Another source of pride for Washington residents is the the health care system for the state employees.

Washington state runs too health care systems without federal government interference.

One is the state employee insurance system and the other is the Basic Health insurance system for private workers.

Obama has praised the Basic Health system as the kind of government run health care all US citizens should have the option of getting.

State legislators have maintained the top notch Government Employee health insurance system through this budget crisis, both last year and this year, which is where the priority should be.

Basic Health, well those are private workers being insured, and they are, rightly, different class of workers and they deserved a “different solution” to the budget crises.

Less than a year ago, shortly after the Governor was re-elected, The legislators doubled the premiums and forced half of the private workers off of the Basic Health Insurance system to save money for more important government programs, like the government worker health care system.

Then, three months ago, the governor announced that she was taking the remaining private workers on the government run Basic Health system hostage. Unless the legislators raised taxes by almost 1 Billion dollars the Governor announced she would shut down the Basic Health Insurance system in three months ( June 2010 ) and cancel all health insurance coverage for the private workers using this state insurance plan.

To her credit, the Governor did not take the government employees on health insurance hostage and she made sure that even if education had to be slashed and taxes were NOT raised, government employees would continue to enjoy some of the best health insurance coverage in Washington state.

The Governor has once again made all Washingtonians proud.

By John on March 18th, 2010 at 9:54 pm

Got an axe to grind there “Reality Check?” If you come back to make a seventh comment, how about getting the facts straight about the State government’s responsibility to honor it’s pension obligations. You act like it has a choice to not fully fund benefits. It doesn’t.

You would probably fit in better over in the Seattle Times comments section.

By John on March 18th, 2010 at 10:07 pm

So Reality Check, I copied “highest tax states in the United States” from one of your comments and pasted it into the google search box and came up with this chart from 2008.
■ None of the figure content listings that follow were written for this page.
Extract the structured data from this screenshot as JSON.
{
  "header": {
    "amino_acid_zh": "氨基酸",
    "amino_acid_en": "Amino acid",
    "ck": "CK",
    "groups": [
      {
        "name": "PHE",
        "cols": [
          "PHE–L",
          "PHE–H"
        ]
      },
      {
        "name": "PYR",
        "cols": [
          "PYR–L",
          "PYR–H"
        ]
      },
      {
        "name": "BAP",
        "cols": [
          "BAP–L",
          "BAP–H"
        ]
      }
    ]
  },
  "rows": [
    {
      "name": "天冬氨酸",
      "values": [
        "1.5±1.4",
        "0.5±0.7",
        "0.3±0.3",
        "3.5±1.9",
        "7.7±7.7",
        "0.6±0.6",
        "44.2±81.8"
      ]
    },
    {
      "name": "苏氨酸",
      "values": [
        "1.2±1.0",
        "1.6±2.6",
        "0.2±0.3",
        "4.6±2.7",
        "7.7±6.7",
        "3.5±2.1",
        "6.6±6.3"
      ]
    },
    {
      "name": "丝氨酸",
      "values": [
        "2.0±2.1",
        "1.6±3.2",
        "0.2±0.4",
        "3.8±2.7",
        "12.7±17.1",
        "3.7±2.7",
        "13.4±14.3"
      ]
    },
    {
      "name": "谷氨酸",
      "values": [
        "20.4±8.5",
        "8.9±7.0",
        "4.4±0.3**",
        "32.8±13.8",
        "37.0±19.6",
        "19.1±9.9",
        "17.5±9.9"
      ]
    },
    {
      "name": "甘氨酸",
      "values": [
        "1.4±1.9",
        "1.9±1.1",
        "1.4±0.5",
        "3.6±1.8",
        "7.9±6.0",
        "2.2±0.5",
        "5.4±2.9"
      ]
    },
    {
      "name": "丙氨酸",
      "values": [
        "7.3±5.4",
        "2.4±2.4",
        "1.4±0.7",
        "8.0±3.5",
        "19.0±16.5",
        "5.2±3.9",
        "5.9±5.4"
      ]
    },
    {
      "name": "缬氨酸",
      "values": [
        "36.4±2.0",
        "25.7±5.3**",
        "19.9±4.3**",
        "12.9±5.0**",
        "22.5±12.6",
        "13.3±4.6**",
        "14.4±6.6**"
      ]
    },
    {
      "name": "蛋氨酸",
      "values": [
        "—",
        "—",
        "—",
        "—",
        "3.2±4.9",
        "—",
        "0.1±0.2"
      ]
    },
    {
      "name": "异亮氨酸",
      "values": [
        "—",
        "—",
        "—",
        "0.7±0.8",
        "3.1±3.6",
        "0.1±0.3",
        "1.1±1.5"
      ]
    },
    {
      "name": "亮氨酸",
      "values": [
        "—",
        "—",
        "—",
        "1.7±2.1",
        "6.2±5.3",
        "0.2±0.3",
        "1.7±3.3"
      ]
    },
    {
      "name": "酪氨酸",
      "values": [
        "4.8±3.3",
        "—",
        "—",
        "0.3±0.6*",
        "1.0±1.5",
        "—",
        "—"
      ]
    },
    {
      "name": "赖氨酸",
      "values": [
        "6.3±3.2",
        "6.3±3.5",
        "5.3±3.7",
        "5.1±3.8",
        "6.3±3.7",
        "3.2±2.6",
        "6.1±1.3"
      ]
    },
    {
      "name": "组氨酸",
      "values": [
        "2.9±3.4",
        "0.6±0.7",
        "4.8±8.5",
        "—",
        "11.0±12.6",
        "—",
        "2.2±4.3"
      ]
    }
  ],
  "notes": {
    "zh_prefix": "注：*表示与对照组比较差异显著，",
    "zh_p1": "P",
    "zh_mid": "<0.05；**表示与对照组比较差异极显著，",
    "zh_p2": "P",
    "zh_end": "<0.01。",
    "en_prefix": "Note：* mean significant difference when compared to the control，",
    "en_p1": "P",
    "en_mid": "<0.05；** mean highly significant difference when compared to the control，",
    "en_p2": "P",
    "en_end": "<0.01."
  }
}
http://www.census.gov/govs/statetax/05staxrank.html

Note that Washington ranks 17th in total tax per capita. Yes, that is approximately in the top third, but look at the states listed after Washington. Are you familiar with the phrase “standard of living” Reality Check? You ever been to Arkansas? You can save $7 a year in taxes by moving there. You’ll get an even better deal in Texas. You can save a whopping $930 a year living in South Dakota.